What we should do is to understand the amount of solar radiation in our region, to be familiar with the meteorological data of the location, to find the monthly average daily amount of radiation on the water level in the area, and to adjust the incident light intensity of the solar panel for the lowest and highest solar radiation to be more effective The use of solar panels, so that more solar energy into electricity, improve solar energy utilization. In addition, one of the problems that can not be ignored is that in different seasons, at different times, the azimuthal peaks at different azimuths are not the same, so we should pay attention to the incidence of sunlight in sunny summer and cold winter , In different seasons to adjust the installation of solar panels; the same time in order to make more efficient use of space to avoid the process of sunlight incident blocked, the installation of solar panels should be avoided as much as possible tall buildings.
Slitting, cleaning, preparation of suede, peripheral etching, removal of the back PN + junction, making the upper and lower electrodes, making antireflection film, sintering, testing sub-file 10 steps. Solar cell specific production process instructions
(1) slice: multi-line cutting, silicon rods cut into square silicon.
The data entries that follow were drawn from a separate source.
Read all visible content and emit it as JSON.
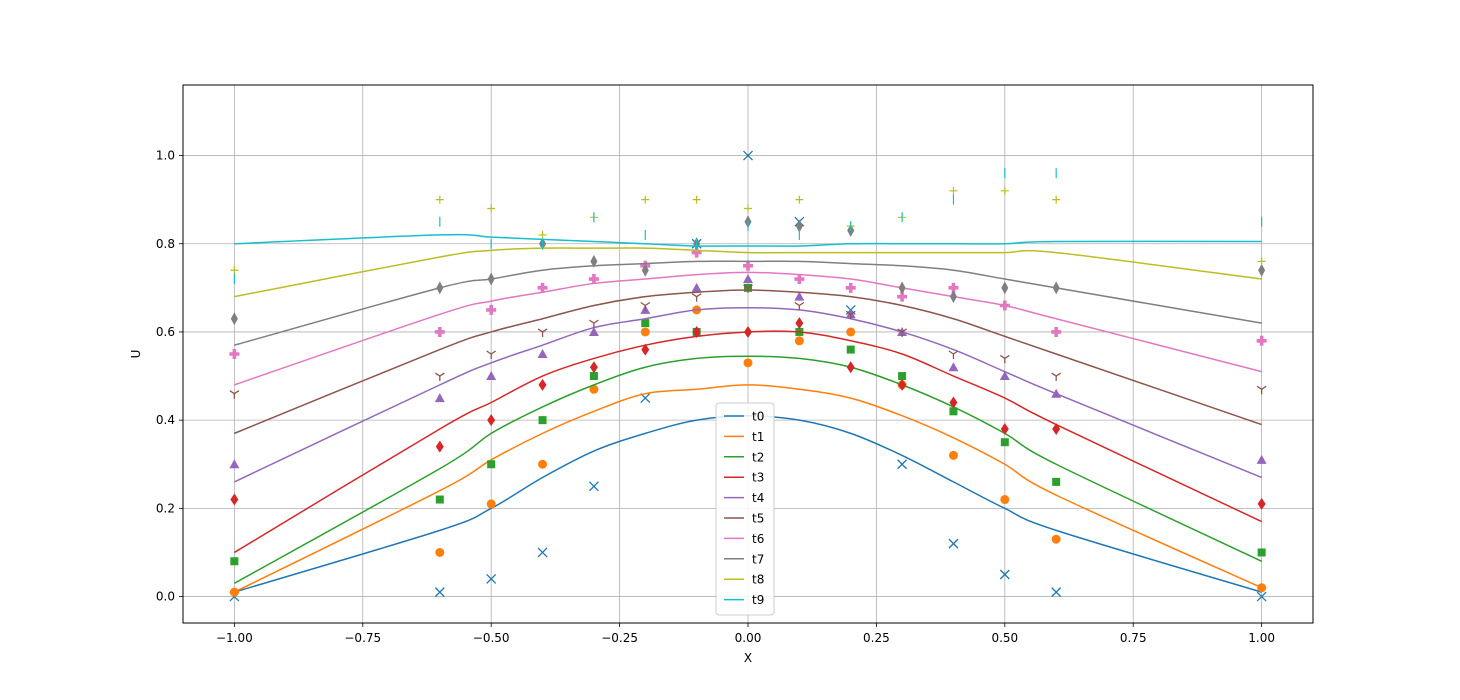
{
  "chart_data": {
    "type": "line",
    "title": "",
    "xlabel": "X",
    "ylabel": "U",
    "xlim": [
      -1.1,
      1.1
    ],
    "ylim": [
      -0.06,
      1.16
    ],
    "x_ticks": [
      -1.0,
      -0.75,
      -0.5,
      -0.25,
      0.0,
      0.25,
      0.5,
      0.75,
      1.0
    ],
    "x_tick_labels": [
      "−1.00",
      "−0.75",
      "−0.50",
      "−0.25",
      "0.00",
      "0.25",
      "0.50",
      "0.75",
      "1.00"
    ],
    "y_ticks": [
      0.0,
      0.2,
      0.4,
      0.6,
      0.8,
      1.0
    ],
    "y_tick_labels": [
      "0.0",
      "0.2",
      "0.4",
      "0.6",
      "0.8",
      "1.0"
    ],
    "grid": true,
    "legend": "lower-center",
    "series": [
      {
        "name": "t0",
        "color": "#1f77b4",
        "marker": "x",
        "x": [
          -1.0,
          -0.6,
          -0.5,
          -0.4,
          -0.3,
          -0.2,
          -0.1,
          0.0,
          0.1,
          0.2,
          0.3,
          0.4,
          0.5,
          0.6,
          1.0
        ],
        "line": [
          0.01,
          0.15,
          0.2,
          0.27,
          0.33,
          0.37,
          0.4,
          0.41,
          0.4,
          0.37,
          0.32,
          0.26,
          0.2,
          0.15,
          0.01
        ],
        "points": [
          0.0,
          0.01,
          0.04,
          0.1,
          0.25,
          0.45,
          0.8,
          1.0,
          0.85,
          0.65,
          0.3,
          0.12,
          0.05,
          0.01,
          0.0
        ]
      },
      {
        "name": "t1",
        "color": "#ff7f0e",
        "marker": "o",
        "x": [
          -1.0,
          -0.6,
          -0.5,
          -0.4,
          -0.3,
          -0.2,
          -0.1,
          0.0,
          0.1,
          0.2,
          0.3,
          0.4,
          0.5,
          0.6,
          1.0
        ],
        "line": [
          0.01,
          0.24,
          0.31,
          0.37,
          0.42,
          0.46,
          0.47,
          0.48,
          0.47,
          0.45,
          0.41,
          0.36,
          0.3,
          0.23,
          0.02
        ],
        "points": [
          0.01,
          0.1,
          0.21,
          0.3,
          0.47,
          0.6,
          0.65,
          0.53,
          0.58,
          0.6,
          0.48,
          0.32,
          0.22,
          0.13,
          0.02
        ]
      },
      {
        "name": "t2",
        "color": "#2ca02c",
        "marker": "s",
        "x": [
          -1.0,
          -0.6,
          -0.5,
          -0.4,
          -0.3,
          -0.2,
          -0.1,
          0.0,
          0.1,
          0.2,
          0.3,
          0.4,
          0.5,
          0.6,
          1.0
        ],
        "line": [
          0.03,
          0.29,
          0.37,
          0.43,
          0.48,
          0.52,
          0.54,
          0.545,
          0.54,
          0.52,
          0.48,
          0.43,
          0.37,
          0.3,
          0.08
        ],
        "points": [
          0.08,
          0.22,
          0.3,
          0.4,
          0.5,
          0.62,
          0.6,
          0.7,
          0.6,
          0.56,
          0.5,
          0.42,
          0.35,
          0.26,
          0.1
        ]
      },
      {
        "name": "t3",
        "color": "#d62728",
        "marker": "d",
        "x": [
          -1.0,
          -0.6,
          -0.5,
          -0.4,
          -0.3,
          -0.2,
          -0.1,
          0.0,
          0.1,
          0.2,
          0.3,
          0.4,
          0.5,
          0.6,
          1.0
        ],
        "line": [
          0.1,
          0.38,
          0.44,
          0.5,
          0.54,
          0.57,
          0.59,
          0.6,
          0.6,
          0.58,
          0.55,
          0.5,
          0.45,
          0.39,
          0.17
        ],
        "points": [
          0.22,
          0.34,
          0.4,
          0.48,
          0.52,
          0.56,
          0.6,
          0.6,
          0.62,
          0.52,
          0.48,
          0.44,
          0.38,
          0.38,
          0.21
        ]
      },
      {
        "name": "t4",
        "color": "#9467bd",
        "marker": "^",
        "x": [
          -1.0,
          -0.6,
          -0.5,
          -0.4,
          -0.3,
          -0.2,
          -0.1,
          0.0,
          0.1,
          0.2,
          0.3,
          0.4,
          0.5,
          0.6,
          1.0
        ],
        "line": [
          0.26,
          0.48,
          0.53,
          0.57,
          0.61,
          0.63,
          0.65,
          0.655,
          0.65,
          0.63,
          0.6,
          0.56,
          0.51,
          0.46,
          0.27
        ],
        "points": [
          0.3,
          0.45,
          0.5,
          0.55,
          0.6,
          0.65,
          0.7,
          0.72,
          0.68,
          0.64,
          0.6,
          0.52,
          0.5,
          0.46,
          0.31
        ]
      },
      {
        "name": "t5",
        "color": "#8c564b",
        "marker": "tri_down",
        "x": [
          -1.0,
          -0.6,
          -0.5,
          -0.4,
          -0.3,
          -0.2,
          -0.1,
          0.0,
          0.1,
          0.2,
          0.3,
          0.4,
          0.5,
          0.6,
          1.0
        ],
        "line": [
          0.37,
          0.56,
          0.6,
          0.63,
          0.66,
          0.68,
          0.69,
          0.695,
          0.69,
          0.68,
          0.66,
          0.63,
          0.59,
          0.55,
          0.39
        ],
        "points": [
          0.46,
          0.5,
          0.55,
          0.6,
          0.62,
          0.66,
          0.68,
          0.7,
          0.66,
          0.64,
          0.6,
          0.55,
          0.54,
          0.5,
          0.47
        ]
      },
      {
        "name": "t6",
        "color": "#e377c2",
        "marker": "P",
        "x": [
          -1.0,
          -0.6,
          -0.5,
          -0.4,
          -0.3,
          -0.2,
          -0.1,
          0.0,
          0.1,
          0.2,
          0.3,
          0.4,
          0.5,
          0.6,
          1.0
        ],
        "line": [
          0.48,
          0.64,
          0.67,
          0.69,
          0.71,
          0.72,
          0.73,
          0.735,
          0.73,
          0.72,
          0.7,
          0.68,
          0.66,
          0.63,
          0.51
        ],
        "points": [
          0.55,
          0.6,
          0.65,
          0.7,
          0.72,
          0.75,
          0.78,
          0.75,
          0.72,
          0.7,
          0.68,
          0.7,
          0.66,
          0.6,
          0.58
        ]
      },
      {
        "name": "t7",
        "color": "#7f7f7f",
        "marker": "thin_diamond",
        "x": [
          -1.0,
          -0.6,
          -0.5,
          -0.4,
          -0.3,
          -0.2,
          -0.1,
          0.0,
          0.1,
          0.2,
          0.3,
          0.4,
          0.5,
          0.6,
          1.0
        ],
        "line": [
          0.57,
          0.7,
          0.72,
          0.74,
          0.75,
          0.755,
          0.76,
          0.76,
          0.76,
          0.755,
          0.75,
          0.74,
          0.72,
          0.7,
          0.62
        ],
        "points": [
          0.63,
          0.7,
          0.72,
          0.8,
          0.76,
          0.74,
          0.8,
          0.85,
          0.84,
          0.83,
          0.7,
          0.68,
          0.7,
          0.7,
          0.74
        ]
      },
      {
        "name": "t8",
        "color": "#bcbd22",
        "marker": "+",
        "x": [
          -1.0,
          -0.6,
          -0.5,
          -0.4,
          -0.3,
          -0.2,
          -0.1,
          0.0,
          0.1,
          0.2,
          0.3,
          0.4,
          0.5,
          0.6,
          1.0
        ],
        "line": [
          0.68,
          0.77,
          0.785,
          0.79,
          0.79,
          0.79,
          0.785,
          0.78,
          0.78,
          0.78,
          0.78,
          0.78,
          0.78,
          0.78,
          0.72
        ],
        "points": [
          0.74,
          0.9,
          0.88,
          0.82,
          0.86,
          0.9,
          0.9,
          0.88,
          0.9,
          0.84,
          0.86,
          0.92,
          0.92,
          0.9,
          0.76
        ]
      },
      {
        "name": "t9",
        "color": "#17becf",
        "marker": "|",
        "x": [
          -1.0,
          -0.6,
          -0.5,
          -0.4,
          -0.3,
          -0.2,
          -0.1,
          0.0,
          0.1,
          0.2,
          0.3,
          0.4,
          0.5,
          0.6,
          1.0
        ],
        "line": [
          0.8,
          0.82,
          0.815,
          0.81,
          0.805,
          0.8,
          0.795,
          0.795,
          0.795,
          0.8,
          0.8,
          0.8,
          0.8,
          0.805,
          0.805
        ],
        "points": [
          0.72,
          0.85,
          0.8,
          0.8,
          0.86,
          0.82,
          0.8,
          0.84,
          0.82,
          0.84,
          0.86,
          0.9,
          0.96,
          0.96,
          0.85
        ]
      }
    ]
  }
}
(2) Cleaning: Clean with the conventional silicon cleaning method, and then remove the 30-50um with the acid (or alkali) solution to cut the damage layer on the silicon surface.
(3) Preparation of suede: Anisotropic etching of silicon wafer with alkali solution The suede is prepared on the surface of the silicon wafer.
(4) Phosphorus diffusion: The diffusion is made by coating source (or liquid source, or solid-state nitride phosphor sheet source) to form a PN + junction, the junction depth is generally 0.3-0.5um.
(5) Peripheral etching: The diffusion layer formed on the peripheral surface of the silicon wafer during diffusion will short-circuit the upper and lower electrodes of the cell and remove the peripheral diffusion layer by masking wet etching or plasma dry etching.
(6) Remove the back PN + junction. Common wet etching or grinding method to remove the back PN + junction.
(7) production of the upper and lower electrodes: vacuum evaporation, electroless nickel or aluminum printing and sintering process. First make the next electrode, and then make the electrode. Aluminum paste printing is a large number of methods used.
(8) the production of antireflection film: In order to reduce the reflection loss, the silicon surface covered with an antireflection film. Production of antireflection film material MgF2, SiO2, Al2O3, SiO2, Si3N4, TiO2, Ta2O5 and so on. Process available vacuum coating, ion plating, sputtering, printing, PECVD method or spray method.
(9) Sintering: The battery chip is sintered on the base of nickel or copper.
(10) test sub-file: According to the provisions of the specification parameters, test classification.